Employer-sponsored retirement plans are workplace programs established by employers to help employees save for retirement. In the Defined Contribution industry, employers who establish these retirement plans are called “plan sponsors.” The employees who take advantage of these plans are called “plan participants.” Plan sponsors—usually with the help of financial advisors— establish plan rules and decide which investments are best suited for their participants.
Soliciting proxy votes from registered and beneficial shareholders is typically straightforward, largely because vote entitlements and shareholder records are transparent and easily accessible. However, proxy campaigns involving retirement plans can be more complicated.

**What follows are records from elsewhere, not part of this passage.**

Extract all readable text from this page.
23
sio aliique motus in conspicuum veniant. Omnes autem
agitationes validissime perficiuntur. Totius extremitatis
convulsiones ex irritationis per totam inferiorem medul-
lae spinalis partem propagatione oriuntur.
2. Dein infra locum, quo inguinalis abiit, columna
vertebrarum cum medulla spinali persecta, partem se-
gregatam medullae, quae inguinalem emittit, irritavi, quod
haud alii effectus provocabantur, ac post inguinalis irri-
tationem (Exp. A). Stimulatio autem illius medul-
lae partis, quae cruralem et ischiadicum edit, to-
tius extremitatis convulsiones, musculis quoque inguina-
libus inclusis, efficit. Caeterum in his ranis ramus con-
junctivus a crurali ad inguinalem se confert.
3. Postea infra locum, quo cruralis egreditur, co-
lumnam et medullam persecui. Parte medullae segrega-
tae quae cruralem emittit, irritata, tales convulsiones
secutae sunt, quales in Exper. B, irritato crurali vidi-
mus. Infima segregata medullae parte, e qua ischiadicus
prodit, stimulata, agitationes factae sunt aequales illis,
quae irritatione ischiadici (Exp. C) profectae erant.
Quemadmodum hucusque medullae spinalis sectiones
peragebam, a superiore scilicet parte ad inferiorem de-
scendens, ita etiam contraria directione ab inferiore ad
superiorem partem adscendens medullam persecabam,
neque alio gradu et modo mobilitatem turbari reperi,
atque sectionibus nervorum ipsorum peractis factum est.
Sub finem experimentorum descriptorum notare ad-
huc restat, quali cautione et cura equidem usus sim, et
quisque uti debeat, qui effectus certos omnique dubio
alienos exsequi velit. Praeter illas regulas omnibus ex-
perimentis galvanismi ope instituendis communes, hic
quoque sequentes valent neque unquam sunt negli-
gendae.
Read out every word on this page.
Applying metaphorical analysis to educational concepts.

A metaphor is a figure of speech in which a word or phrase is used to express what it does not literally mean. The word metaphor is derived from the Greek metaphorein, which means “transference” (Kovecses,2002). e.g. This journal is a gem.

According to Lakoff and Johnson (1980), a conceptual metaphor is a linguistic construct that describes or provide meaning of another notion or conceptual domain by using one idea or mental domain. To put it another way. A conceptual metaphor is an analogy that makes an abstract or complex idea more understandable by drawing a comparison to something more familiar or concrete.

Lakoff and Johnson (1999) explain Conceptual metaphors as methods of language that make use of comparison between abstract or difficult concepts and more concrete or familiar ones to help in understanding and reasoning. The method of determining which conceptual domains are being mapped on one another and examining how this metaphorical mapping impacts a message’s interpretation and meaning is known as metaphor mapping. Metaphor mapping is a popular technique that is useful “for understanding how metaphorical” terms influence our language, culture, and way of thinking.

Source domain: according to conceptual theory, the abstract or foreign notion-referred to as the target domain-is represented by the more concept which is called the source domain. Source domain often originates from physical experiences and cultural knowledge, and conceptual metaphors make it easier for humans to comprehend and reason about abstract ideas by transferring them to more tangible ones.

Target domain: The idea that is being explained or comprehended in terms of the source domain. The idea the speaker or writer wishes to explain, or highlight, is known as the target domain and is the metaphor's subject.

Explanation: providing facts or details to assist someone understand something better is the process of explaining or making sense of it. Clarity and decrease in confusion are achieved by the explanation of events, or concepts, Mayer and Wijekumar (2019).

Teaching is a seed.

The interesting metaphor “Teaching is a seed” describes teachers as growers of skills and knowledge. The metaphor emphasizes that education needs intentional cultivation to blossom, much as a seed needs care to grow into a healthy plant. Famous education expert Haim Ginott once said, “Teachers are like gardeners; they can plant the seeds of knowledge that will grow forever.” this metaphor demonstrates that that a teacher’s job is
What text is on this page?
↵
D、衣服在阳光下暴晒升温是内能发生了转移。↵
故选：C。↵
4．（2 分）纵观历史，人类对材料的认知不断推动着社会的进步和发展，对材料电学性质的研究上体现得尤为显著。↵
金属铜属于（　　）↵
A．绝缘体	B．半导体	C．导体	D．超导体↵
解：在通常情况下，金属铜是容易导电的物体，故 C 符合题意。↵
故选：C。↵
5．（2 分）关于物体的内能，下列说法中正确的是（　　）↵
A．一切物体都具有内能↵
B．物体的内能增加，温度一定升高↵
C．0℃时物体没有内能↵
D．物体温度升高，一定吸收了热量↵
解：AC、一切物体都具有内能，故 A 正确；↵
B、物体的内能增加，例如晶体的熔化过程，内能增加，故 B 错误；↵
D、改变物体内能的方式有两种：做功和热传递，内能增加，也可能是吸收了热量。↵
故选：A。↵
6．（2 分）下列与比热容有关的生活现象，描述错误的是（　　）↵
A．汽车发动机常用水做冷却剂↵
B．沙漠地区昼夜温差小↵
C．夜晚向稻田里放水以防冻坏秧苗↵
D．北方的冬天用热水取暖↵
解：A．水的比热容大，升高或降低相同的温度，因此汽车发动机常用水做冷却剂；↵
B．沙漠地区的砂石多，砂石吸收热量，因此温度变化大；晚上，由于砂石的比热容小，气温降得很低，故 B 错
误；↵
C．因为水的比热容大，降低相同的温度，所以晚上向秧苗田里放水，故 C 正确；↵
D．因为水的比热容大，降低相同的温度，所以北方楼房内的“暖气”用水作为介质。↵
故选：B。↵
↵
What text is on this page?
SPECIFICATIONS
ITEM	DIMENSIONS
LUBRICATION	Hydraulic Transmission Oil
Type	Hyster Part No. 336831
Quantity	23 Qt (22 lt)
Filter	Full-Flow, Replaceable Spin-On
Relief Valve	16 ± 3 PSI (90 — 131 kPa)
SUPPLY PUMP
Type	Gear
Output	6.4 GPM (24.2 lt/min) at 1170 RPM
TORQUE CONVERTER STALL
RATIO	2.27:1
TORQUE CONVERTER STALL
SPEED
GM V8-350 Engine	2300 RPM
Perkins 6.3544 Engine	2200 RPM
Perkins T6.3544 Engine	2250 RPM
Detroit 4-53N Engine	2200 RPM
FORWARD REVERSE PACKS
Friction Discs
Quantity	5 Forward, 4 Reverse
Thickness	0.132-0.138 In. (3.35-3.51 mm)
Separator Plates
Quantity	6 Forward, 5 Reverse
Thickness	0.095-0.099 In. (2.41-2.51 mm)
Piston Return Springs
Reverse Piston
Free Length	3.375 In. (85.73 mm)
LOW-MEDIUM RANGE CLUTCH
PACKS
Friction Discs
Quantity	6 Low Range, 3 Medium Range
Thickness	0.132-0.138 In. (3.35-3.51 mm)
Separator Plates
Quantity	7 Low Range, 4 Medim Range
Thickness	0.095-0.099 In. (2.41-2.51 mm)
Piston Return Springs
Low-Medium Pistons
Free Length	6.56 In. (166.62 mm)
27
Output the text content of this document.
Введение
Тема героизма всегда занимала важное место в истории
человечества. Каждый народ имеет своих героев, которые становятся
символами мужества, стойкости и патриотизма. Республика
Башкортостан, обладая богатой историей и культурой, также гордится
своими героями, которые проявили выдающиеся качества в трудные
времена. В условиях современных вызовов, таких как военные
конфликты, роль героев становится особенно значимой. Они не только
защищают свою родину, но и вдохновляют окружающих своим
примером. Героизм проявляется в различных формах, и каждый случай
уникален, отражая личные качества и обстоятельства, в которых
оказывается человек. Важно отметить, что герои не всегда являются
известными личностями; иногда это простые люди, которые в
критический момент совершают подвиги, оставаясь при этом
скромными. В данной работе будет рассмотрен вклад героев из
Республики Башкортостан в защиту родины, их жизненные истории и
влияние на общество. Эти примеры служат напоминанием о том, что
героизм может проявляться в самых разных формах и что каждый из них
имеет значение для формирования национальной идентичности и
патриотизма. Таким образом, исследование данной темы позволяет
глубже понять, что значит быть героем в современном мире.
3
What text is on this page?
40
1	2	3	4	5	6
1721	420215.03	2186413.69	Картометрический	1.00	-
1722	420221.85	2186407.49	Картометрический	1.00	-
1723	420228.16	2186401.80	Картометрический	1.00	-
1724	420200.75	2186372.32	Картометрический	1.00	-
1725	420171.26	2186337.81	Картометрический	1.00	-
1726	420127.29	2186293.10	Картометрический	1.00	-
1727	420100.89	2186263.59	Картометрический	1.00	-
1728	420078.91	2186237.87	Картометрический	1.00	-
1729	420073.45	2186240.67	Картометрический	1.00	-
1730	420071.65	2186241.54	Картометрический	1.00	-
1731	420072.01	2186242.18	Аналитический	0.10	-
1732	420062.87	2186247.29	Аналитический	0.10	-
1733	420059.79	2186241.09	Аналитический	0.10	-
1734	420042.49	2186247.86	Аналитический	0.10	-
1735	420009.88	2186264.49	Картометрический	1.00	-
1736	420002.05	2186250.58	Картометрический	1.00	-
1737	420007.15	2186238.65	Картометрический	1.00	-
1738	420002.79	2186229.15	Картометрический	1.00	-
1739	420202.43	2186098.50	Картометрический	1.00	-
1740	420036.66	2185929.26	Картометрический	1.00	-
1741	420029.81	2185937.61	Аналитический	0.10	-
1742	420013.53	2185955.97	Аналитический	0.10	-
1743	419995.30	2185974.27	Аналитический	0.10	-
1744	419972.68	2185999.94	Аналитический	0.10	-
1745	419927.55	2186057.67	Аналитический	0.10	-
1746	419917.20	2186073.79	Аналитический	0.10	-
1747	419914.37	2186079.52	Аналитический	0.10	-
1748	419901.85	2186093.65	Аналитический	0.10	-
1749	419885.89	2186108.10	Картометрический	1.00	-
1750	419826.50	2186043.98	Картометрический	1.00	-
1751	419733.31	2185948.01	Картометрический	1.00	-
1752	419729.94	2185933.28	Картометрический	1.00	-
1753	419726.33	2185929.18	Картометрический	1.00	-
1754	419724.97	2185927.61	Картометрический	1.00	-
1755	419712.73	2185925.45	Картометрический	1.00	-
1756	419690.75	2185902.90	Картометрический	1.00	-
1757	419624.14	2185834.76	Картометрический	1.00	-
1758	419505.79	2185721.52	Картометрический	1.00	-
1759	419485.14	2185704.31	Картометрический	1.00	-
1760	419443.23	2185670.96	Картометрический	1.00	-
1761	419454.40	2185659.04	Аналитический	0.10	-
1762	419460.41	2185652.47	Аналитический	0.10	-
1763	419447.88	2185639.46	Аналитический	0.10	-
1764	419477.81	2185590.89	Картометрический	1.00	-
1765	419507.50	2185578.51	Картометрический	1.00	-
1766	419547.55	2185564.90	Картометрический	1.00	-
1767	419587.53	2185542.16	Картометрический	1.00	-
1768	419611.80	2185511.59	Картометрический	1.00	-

These best practices can help you achieve your proxy goals. Build relationships with plan sponsors and administrators. Funds who have strong relationships can optimize outcomes during proxy campaigns. If there’s a contentious item on the proxy, leveraging relationships can help maximize participation. Suggest contracts that assign voting authority to plan sponsors.
Mutual funds who seek to place products in employer sponsored retirement plans might consider encouraging sponsors to retain vote authority, or promote echo voting, so they can streamline the process and minimize the burden on plan participants.
You can’t prevent poorly structured data files from coming in, but you can help expedite delivery. Some proactive mutual funds reach out to plan administrators in advance of the record date, so they can receive pass-thru files in a timely matter. Allow plenty of time between record date and meeting date in case of data delays.